[Venice—Wednesday & Thursday, 1 & 2 September 1869]
Wednesday and Thursday slipped away and yet what can be said? It was one shifting show of dreams.
Tuesday night the weather changed & we had a great storm. The wind and rain came driving into these old palaces and it seems as if the fairy city were unshipped & had floated out into Northern Seas. Our noble (!!) gondolier informed us yesterday in choice Italian that he had a little boy of seven years to whom he hoped we should give some old clothes just to remember “our family” by! We laughed heartily at the “in memory of.”
We have had Bleak House with us & have revived our picture of Mrs Howe in Mrs Jellyby. Jamie laughed heartily over a description Tom gave him from a college friend of his who had been visiting at her house in Newport. He said the order of the house seemed to be “the Devil take the hindmost.”
These Italians manage to get up a laugh or a quarrel on the slightest provocation. A little ragged boy son of one of the gondoliers seated himself in the rain yesterday in a boat under an umbrella. Where he got the umbrella cannot be guessed but the fact seemed to throw the whole race of gondoliers into a flood of laughter.

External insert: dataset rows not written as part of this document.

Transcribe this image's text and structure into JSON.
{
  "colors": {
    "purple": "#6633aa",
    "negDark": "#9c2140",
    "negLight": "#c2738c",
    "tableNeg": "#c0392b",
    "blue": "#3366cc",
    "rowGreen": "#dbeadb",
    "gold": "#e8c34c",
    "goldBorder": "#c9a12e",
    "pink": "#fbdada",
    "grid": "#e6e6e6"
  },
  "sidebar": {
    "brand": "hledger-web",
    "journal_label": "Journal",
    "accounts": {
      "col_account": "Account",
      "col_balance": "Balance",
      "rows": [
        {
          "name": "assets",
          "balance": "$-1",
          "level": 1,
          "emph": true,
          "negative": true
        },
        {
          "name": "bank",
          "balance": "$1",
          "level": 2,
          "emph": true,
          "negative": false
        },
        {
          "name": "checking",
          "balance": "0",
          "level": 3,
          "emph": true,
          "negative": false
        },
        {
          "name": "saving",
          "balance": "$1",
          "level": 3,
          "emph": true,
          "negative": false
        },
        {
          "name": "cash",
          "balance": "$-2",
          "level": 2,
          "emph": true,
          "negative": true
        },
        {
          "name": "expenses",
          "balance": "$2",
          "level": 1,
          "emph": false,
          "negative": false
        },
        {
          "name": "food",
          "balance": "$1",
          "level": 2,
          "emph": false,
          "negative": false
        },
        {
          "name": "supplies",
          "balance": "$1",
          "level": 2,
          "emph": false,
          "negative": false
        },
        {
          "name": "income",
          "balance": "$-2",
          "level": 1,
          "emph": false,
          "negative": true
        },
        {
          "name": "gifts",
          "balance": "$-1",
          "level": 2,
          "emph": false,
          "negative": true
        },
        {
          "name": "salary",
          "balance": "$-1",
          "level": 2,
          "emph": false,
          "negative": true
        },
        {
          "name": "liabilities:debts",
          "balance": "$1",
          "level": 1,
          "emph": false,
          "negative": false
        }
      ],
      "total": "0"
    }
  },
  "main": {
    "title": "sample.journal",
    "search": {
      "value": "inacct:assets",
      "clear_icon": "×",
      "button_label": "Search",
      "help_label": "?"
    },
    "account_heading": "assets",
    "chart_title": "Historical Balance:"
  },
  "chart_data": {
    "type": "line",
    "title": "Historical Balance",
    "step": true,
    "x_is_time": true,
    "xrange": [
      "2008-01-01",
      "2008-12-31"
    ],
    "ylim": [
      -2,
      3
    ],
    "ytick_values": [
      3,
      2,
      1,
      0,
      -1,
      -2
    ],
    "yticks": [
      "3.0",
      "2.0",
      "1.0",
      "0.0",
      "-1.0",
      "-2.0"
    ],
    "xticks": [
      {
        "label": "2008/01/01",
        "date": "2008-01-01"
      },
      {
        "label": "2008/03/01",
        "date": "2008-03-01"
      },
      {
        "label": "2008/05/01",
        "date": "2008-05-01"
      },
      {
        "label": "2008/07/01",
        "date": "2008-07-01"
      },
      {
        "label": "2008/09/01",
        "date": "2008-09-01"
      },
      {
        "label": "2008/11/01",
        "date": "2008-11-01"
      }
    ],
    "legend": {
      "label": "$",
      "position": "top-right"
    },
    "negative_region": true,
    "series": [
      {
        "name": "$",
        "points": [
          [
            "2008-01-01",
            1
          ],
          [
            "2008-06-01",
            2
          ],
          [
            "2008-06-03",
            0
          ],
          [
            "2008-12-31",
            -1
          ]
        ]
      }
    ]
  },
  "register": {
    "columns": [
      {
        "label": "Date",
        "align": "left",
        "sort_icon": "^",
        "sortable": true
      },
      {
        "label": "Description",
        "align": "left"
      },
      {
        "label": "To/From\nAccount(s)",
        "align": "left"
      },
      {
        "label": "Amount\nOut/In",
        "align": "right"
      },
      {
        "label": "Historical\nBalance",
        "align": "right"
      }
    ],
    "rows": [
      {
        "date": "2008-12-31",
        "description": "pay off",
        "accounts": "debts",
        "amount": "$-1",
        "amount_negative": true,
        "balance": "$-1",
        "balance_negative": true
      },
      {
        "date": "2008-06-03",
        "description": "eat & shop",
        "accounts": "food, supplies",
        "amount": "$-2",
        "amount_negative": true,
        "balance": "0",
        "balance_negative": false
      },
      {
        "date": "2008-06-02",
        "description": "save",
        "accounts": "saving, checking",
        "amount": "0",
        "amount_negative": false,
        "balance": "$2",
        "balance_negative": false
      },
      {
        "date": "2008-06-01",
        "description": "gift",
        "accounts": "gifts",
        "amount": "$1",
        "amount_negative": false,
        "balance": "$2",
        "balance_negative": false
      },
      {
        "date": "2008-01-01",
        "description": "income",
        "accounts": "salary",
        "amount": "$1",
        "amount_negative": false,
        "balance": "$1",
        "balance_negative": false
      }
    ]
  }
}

It is very curious too, to observe when a gondolier throws out a remark how any body within hearing will reply—sometimes from the further side of the canal.
But one of the funniest sights of all was to see Jamie tear his hair in imitation of their grand manner, at the lace woman last night. He was buying me a jacket of superb old lace which took his fancy. The price was not dear for the article but the object was to discover her “ultime prezza” which is by no means an easy thing to do here as they ask one price and take another. It was as good as a play to see diamond cut diamond.
Titian’s picture of the annunciation and Tintoretto’s Crucifixion in the Scuola di San Rocco are pictures never to be forgotten. The thought for others expressed in Mary’s figure while in the intensest agony herself is rendered as I never saw it before. Surely this is one of the divinest things the world holds! The beauty of the figure she encircles too is perfect.
The tangled garden of the Vendramin yesterday, the decaying pictures, the falling lamps, the invaded rooms, how sad, how beautiful!!
Thursday Sep. 3 [sic]. Our last day in Venice—a little cool but the colors beautiful again. We have been with “Cente Venti” (our gondolier) on the water ever since eleven o clock today quite as much to his satisfaction as to ours though that was very great. We ended by ascending the Campanile just before sunset, looking toward the Euganean Hills with an added tenderness for Shelley’s sake. At dinner in the high upper hall we saw the sunset die away. The water became pale green like aqua marine in tint and San Georgio with tower and facade took a soft orange hue. We went into one church after another, each remarkable for something worth going for today and yet there were quite as many left to be seen. How much longer they will remain nobody can say for Dickens’s fancy of an Italian dream constantly returns & it appears quite possible that any wild night may submerge the whole irrevocably.
The woman returned with my lace jacket tonight which she wished me much to have although she was so reluctant about the price we offered. When she at length decided to take it however she kissed my hand as if I were her best friend from whom she was loth to part.
“Cente Venti” too met us in the Piazza with renewed “grazie” for his old clothes & a new request that we would employ him to carry us to the station tomorrow.
In a remote church we saw a great picture by Tintoretto today. A new treatment of the Presentation of the Virgin.